Apple plans to sell $1 billion of 30-year bonds in Taiwan
Apple Inc plans to issue bonds in Taiwan for the first time with the aim of raising $1 billion, sources familiar with the matter said, joining a queue of big global names that have sold billions of dollars on the island’s busy debt market.
The U.S. dollar bonds will have a tenor of 30 years, the sources told Reuters on Wednesday, speaking on condition of anonymity. Apple declined to comment when asked about the plan.
Liquidity in the Taiwanese bond market is flush, with long-term buyers of debt, primarily life insurance firms, seeking creditworthy names and chasing higher yields. Blue-chip multinationals regularly issue dollar bonds of such size on the island, home to Apple’s supply chain.
In December, U.S. chipmaker Intel Corp sold $915 million of 30-year bonds with yields of 4.7 percent. A month later, Global brewer Anheuser Busch InBev SA issued a $1.47 billion bond of the same maturity at 4.915 percent, according to Taiwan Over-The-Counter Exchange data.
So far this year, upwards of $16 billion in new U.S. dollar bonds have been issued, already more than half of the $29 billion in U.S. dollar bonds sold for all of 2015, OTC exchange data shows.
Taiwan’s over-the-counter exchange, where corporate bonds can trade in the secondary market, said it was not aware of any plan by Apple to issue bonds. In Taiwan, bond issuers only need three days or less to notify the exchange before being listed.

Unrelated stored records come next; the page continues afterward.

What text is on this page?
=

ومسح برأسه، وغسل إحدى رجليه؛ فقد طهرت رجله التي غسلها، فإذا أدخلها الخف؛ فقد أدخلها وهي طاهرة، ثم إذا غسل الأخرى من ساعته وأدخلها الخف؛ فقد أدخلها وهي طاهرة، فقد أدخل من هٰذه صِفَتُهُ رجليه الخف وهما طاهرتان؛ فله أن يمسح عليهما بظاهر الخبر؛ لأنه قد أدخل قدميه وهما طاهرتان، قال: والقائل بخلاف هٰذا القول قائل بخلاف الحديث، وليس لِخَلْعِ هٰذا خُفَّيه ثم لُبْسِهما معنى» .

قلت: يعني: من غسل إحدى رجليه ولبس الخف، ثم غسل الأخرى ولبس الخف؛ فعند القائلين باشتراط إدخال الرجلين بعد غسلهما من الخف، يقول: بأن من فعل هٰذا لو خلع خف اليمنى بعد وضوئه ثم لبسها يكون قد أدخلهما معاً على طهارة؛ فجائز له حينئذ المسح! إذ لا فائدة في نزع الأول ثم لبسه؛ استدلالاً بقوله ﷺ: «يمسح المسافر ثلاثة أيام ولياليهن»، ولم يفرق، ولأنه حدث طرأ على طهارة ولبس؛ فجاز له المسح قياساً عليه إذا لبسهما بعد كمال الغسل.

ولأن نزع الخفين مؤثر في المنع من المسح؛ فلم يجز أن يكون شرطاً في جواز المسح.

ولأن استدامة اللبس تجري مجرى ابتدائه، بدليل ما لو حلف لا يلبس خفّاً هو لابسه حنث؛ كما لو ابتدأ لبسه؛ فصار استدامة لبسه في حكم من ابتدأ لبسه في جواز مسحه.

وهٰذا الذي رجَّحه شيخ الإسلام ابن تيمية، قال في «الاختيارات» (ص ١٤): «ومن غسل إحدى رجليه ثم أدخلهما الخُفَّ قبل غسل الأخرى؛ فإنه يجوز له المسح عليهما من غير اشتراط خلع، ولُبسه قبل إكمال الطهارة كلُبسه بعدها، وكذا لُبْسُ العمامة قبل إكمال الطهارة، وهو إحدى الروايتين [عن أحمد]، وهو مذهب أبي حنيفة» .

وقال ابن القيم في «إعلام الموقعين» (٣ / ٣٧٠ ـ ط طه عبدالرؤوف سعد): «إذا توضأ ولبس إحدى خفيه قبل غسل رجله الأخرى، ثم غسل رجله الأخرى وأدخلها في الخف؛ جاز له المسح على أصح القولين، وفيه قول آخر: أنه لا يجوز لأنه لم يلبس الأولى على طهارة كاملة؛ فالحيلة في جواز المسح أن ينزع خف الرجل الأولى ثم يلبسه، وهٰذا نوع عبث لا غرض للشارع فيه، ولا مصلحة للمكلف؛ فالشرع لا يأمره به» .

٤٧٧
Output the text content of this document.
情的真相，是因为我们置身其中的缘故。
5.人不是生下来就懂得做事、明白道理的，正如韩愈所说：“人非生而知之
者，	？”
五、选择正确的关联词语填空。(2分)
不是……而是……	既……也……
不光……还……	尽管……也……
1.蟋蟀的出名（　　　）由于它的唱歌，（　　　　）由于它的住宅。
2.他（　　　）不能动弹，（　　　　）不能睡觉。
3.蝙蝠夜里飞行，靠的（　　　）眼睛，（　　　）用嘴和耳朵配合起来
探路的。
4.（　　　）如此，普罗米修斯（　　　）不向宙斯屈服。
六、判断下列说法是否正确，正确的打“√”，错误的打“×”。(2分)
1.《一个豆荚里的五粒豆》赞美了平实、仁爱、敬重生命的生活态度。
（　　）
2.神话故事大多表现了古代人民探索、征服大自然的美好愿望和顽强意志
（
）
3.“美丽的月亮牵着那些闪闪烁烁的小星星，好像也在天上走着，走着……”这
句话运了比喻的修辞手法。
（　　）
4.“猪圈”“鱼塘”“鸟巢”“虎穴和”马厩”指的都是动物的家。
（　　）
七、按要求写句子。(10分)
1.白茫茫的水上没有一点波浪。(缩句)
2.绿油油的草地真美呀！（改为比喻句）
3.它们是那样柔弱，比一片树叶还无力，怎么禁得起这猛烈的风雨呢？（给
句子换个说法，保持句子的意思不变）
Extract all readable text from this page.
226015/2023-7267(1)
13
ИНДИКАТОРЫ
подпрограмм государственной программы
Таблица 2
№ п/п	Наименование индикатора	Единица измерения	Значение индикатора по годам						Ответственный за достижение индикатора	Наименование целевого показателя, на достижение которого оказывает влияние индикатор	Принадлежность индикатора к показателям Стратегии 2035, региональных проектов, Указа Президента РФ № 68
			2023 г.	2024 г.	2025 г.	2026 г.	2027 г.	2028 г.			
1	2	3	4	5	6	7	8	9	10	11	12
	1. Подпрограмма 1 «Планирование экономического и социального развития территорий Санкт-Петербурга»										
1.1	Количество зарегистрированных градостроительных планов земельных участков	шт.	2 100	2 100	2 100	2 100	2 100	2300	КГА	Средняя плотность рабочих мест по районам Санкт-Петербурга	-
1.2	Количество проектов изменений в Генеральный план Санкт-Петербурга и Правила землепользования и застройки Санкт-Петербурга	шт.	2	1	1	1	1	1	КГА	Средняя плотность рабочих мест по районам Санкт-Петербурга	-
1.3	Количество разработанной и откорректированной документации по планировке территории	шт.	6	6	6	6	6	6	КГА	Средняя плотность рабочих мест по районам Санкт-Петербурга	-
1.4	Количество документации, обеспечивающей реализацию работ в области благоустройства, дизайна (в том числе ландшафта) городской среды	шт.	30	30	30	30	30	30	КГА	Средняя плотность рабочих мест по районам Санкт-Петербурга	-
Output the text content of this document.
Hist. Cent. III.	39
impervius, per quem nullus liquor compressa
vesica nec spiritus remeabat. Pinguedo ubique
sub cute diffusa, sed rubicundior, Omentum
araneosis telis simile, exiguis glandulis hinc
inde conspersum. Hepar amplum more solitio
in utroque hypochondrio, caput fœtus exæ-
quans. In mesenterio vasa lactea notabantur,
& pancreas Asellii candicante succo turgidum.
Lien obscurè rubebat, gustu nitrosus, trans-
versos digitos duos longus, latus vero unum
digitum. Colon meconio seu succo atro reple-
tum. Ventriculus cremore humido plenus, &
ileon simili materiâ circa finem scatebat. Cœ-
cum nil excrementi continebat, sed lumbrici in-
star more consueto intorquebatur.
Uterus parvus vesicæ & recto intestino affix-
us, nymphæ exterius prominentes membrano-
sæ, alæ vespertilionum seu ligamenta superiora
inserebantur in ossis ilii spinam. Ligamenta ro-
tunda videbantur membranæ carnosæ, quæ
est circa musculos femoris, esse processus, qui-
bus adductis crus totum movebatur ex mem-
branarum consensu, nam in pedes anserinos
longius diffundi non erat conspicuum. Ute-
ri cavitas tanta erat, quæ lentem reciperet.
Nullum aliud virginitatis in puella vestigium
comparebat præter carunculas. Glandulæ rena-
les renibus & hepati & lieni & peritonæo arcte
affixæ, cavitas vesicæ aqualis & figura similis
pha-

Market participants have been looking at initial yields of around 4.2 percent to 4.3 percent on the planned Apple bonds, two of the sources said.
The island’s 30-year government bond, which is less liquid in the secondary market, was last quoted around 1.6475 percent.
The planned Apple bonds will not be redeemable for the first two years, two of the sources said, citing market participants that had made enquiries.